The combination of recently achieved anti-corruption mechanisms within Ukraine’s government and a consolidated sense of national unity, purpose and alignment with Europe, has created “a very important moment of inflection right now for … change,” Tkeshelashvili said.
While anti-corruption defense still must be strengthened and broadened in Ukraine — “I’m not painting … a perfect picture in that sense,” Tkeshelashvili cautioned — the country is better able than many international policymakers realize to absorb and administer the large amounts of international assistance flowing into its governing institutions. Ukraine’s international partners should provide that assistance in ways that build on, and build up, Ukraine’s protections against corruption.
Vital steps in general for Western nations include changes in their own systems, according to the anti-corruption advocacy group Transparency International. The group points out the vital role played by Western states’ laws and banks in sheltering the wealth of the oligarchs who are the agents of Russia’s strategic corruption. It has urged that Russia’s invasion of Ukraine should prompt democracies worldwide to reform their own laws and practices, including urgent steps to halt oligarchs’ concealment of such stolen wealth.

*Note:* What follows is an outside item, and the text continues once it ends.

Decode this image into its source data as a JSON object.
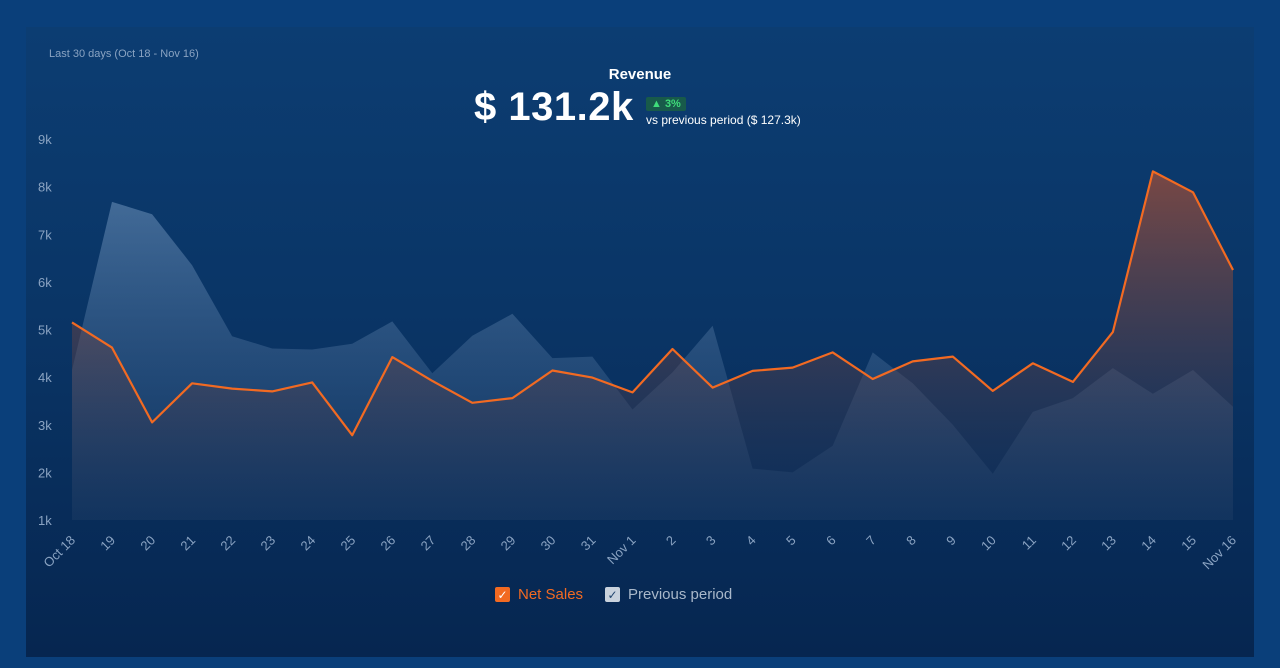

The daily gut-punch of images and headlines from Ukrainians’ desperate struggle to defeat Russia’s onslaught can make it difficult to focus on longer-term policy needs. But Tkeshelashvili argues that now is a time to lay foundations for a reconstruction of a Ukraine whose economy and governance are markedly more modern, transparent and aligned toward Europe. “When you think strategically … that’s the best outcome that one can have,” she said, to signal to authoritarians the risks of using war to achieve their goals.